Admittedly, Cole probably shouldn’t have relied so much upon it, but its sudden absence was an unfair adjustment to expect him to make.
The expectations on Cole’s shoulders are understandably high; after all, not every ace comes with a record-setting price tag. But Cole’s mistakes have certainly been more magnified than other equivalent starters. He was brilliant, even on short rest, in the 2020 postseason … but nobody saw it.
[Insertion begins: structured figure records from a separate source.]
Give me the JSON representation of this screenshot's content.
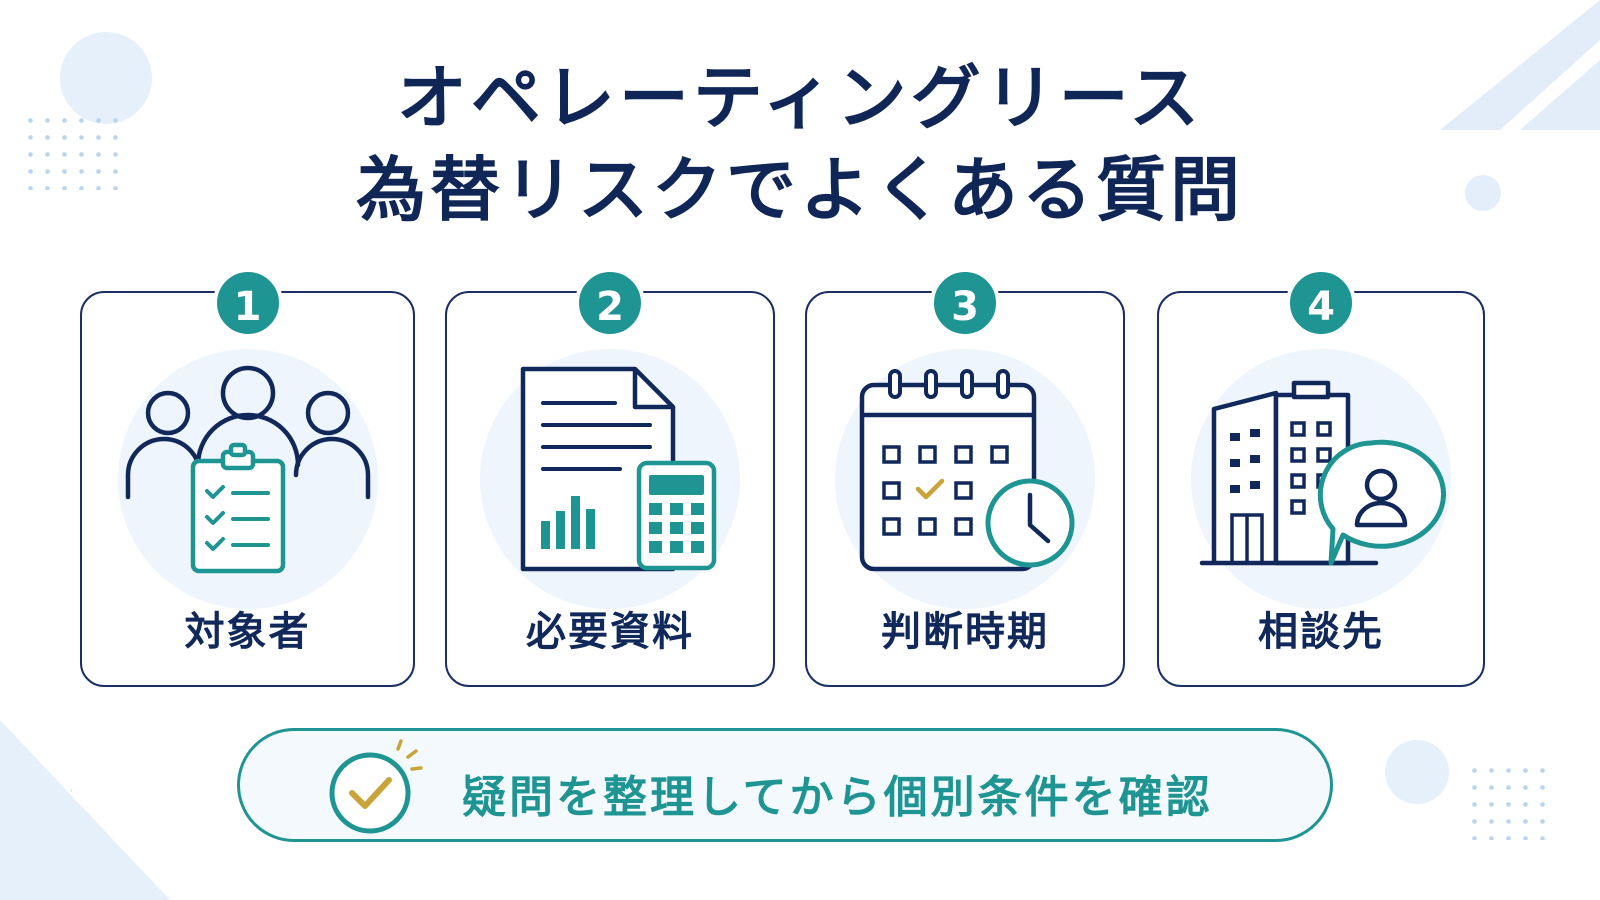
{
  "title": {
    "line1": "オペレーティングリース",
    "line2": "為替リスクでよくある質問"
  },
  "cards": [
    {
      "number": "1",
      "label": "対象者",
      "icon": "people-clipboard-icon"
    },
    {
      "number": "2",
      "label": "必要資料",
      "icon": "document-calculator-icon"
    },
    {
      "number": "3",
      "label": "判断時期",
      "icon": "calendar-clock-icon"
    },
    {
      "number": "4",
      "label": "相談先",
      "icon": "building-consultant-icon"
    }
  ],
  "banner": {
    "text": "疑問を整理してから個別条件を確認",
    "icon": "check-circle-icon"
  },
  "colors": {
    "navy": "#10285a",
    "teal": "#1f9593",
    "gold": "#c9a43a",
    "light_blue": "#eef5fc"
  }
}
Therefore, the prevailing imagery remains his 2021 campaign, featuring several prominent failures in Boston during his second-place Cy Young season.
This is the case for both fans and beat writers, as NJ.com’s Bob Klapisch was on Cole’s case again on Wednesday in a roundtable panel regarding what the Yankees can expect from him moving forward.
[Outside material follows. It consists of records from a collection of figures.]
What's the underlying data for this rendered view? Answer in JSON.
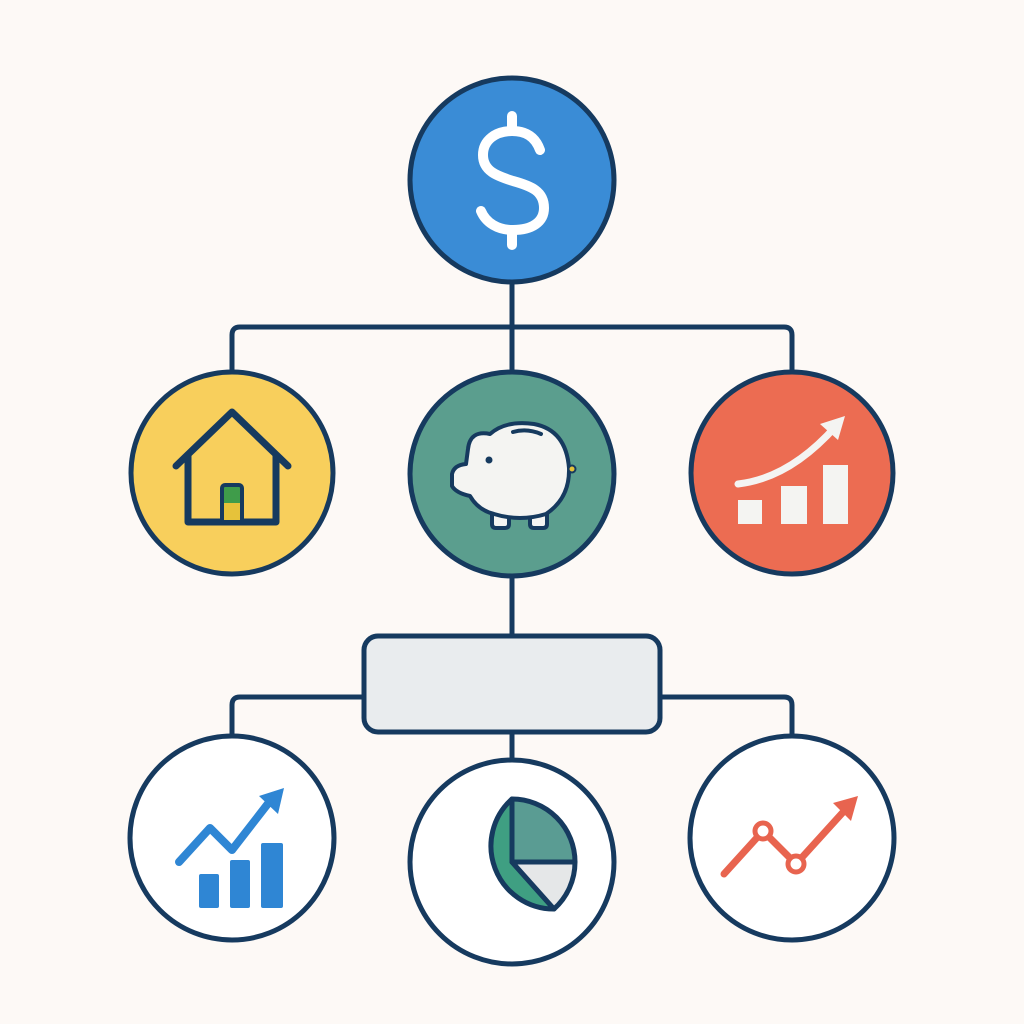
{
  "colors": {
    "background": "#fdf9f6",
    "stroke": "#163a5f",
    "root_fill": "#3a8cd6",
    "home_fill": "#f8cf5c",
    "savings_fill": "#5b9e8e",
    "growth_fill": "#ec6c52",
    "box_fill": "#e9ecee",
    "white_circle_fill": "#ffffff",
    "blue_chart": "#2f86d4",
    "red_chart": "#e8644f",
    "pie_green": "#3f9f82",
    "pie_teal": "#5a9c93",
    "pie_gray": "#e5e7e8",
    "icon_white": "#f4f4f2",
    "door_yellow": "#e6c23a",
    "door_green": "#3f9c4a"
  },
  "nodes": {
    "root": {
      "icon": "dollar-sign-icon"
    },
    "level1": [
      {
        "id": "home",
        "icon": "house-icon"
      },
      {
        "id": "savings",
        "icon": "piggy-bank-icon"
      },
      {
        "id": "growth",
        "icon": "bar-chart-with-arrow-icon"
      }
    ],
    "box": {
      "label": ""
    },
    "level2": [
      {
        "id": "stocks",
        "icon": "rising-bar-chart-icon"
      },
      {
        "id": "allocation",
        "icon": "pie-chart-icon"
      },
      {
        "id": "trend",
        "icon": "line-chart-icon"
      }
    ]
  }
}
Though Cole has never admitted exactly how much his hamstring nagged him down the stretch in 2021, most of us have assigned the balky muscle at least some blame for his September and October numbers.
Klapisch isn’t so sure, instead taking Cole’s statements about his health at closer to face value.
Was Yankees ace Gerrit Cole injured during the Wild Card Game?
Cole’s swirling narratives all seem to be battling each other for supremacy right now, and each one can be deflated if you check the data — though there’s always a glowing counterexample to keep Yankee fans on edge.
Was Cole “done” after the sticky stuff? No; he posted an 0.51 ERA in August. As for July and Sept., though … there’s always that worry. Those months did not go so well, featuring 4.71 and 5.13 marks.
Can Cole beat Boston? He dominated the 2020 Sox (an awful team), and posted a representative start mid-hammy rehab, allowing only a Rafael Devers three-run homer in a September win. Then again … he face-planted in the Wild Card Game (for only two-plus innings, with no leash) and posted a 4.91 ERA against Boston in four regular season starts.
And, most pertinently, was Cole done in by his hamstring injury? It certainly seems like he was, as his troubles hit another level in Sept. Klapisch wasn’t so sure, leading the charge to question Cole during his roundtable conversation:
"KLAPISCH: Let me interrupt you, Brendan. If your life depended on it and you had to come up with the correct answer, would you say that Cole pitched the last two months injured or not injured?KUTY: I’d say yes, I’d say that it nagged him. I’d say it wasn’t a splitting or a serious pain, but I think it was a little issue for a guy like Gerrit Cole, who is so exacting on the mound and repeats his delivery so well when he’s right. I think (the hamstring) could have thrown him off. Scott Boras is Cole’s agent and will protect him, but he said at the GM Meetings that the hamstring was an issue towards the end of the year even though Gerrit won’t admit it.KLAPISCH: Gerrit denied it and the Yankees all said he was fine. And with the season on the line like that, winner take all, if all he could give the Yankees was those three terrible innings, then did he do the Yankees a disservice by taking the ball? If Cole knew that he wasn’t 100% … That’s one thing I would have loved to ask him. At some point I will. “What percent of efficiency were you working with that night, and if it was not close to 100 was it the right decision to start?”"
Certainly, there is some level of bias at play here; Klapisch sounded the alarm about Cole in the season’s aftermath, helping unearth anonymous stories to plant the seeds of regret.
He also defended DJ LeMahieu in the above discussion for the same things he admonished the right-hander for.
We’ll learn more about Gerrit Cole, God-willing, if and when the 2022 season resumes.
The rightful ace of the Yankees has faced far too many curveballs in two seasons in New York, and all he wants to do is throw his heater.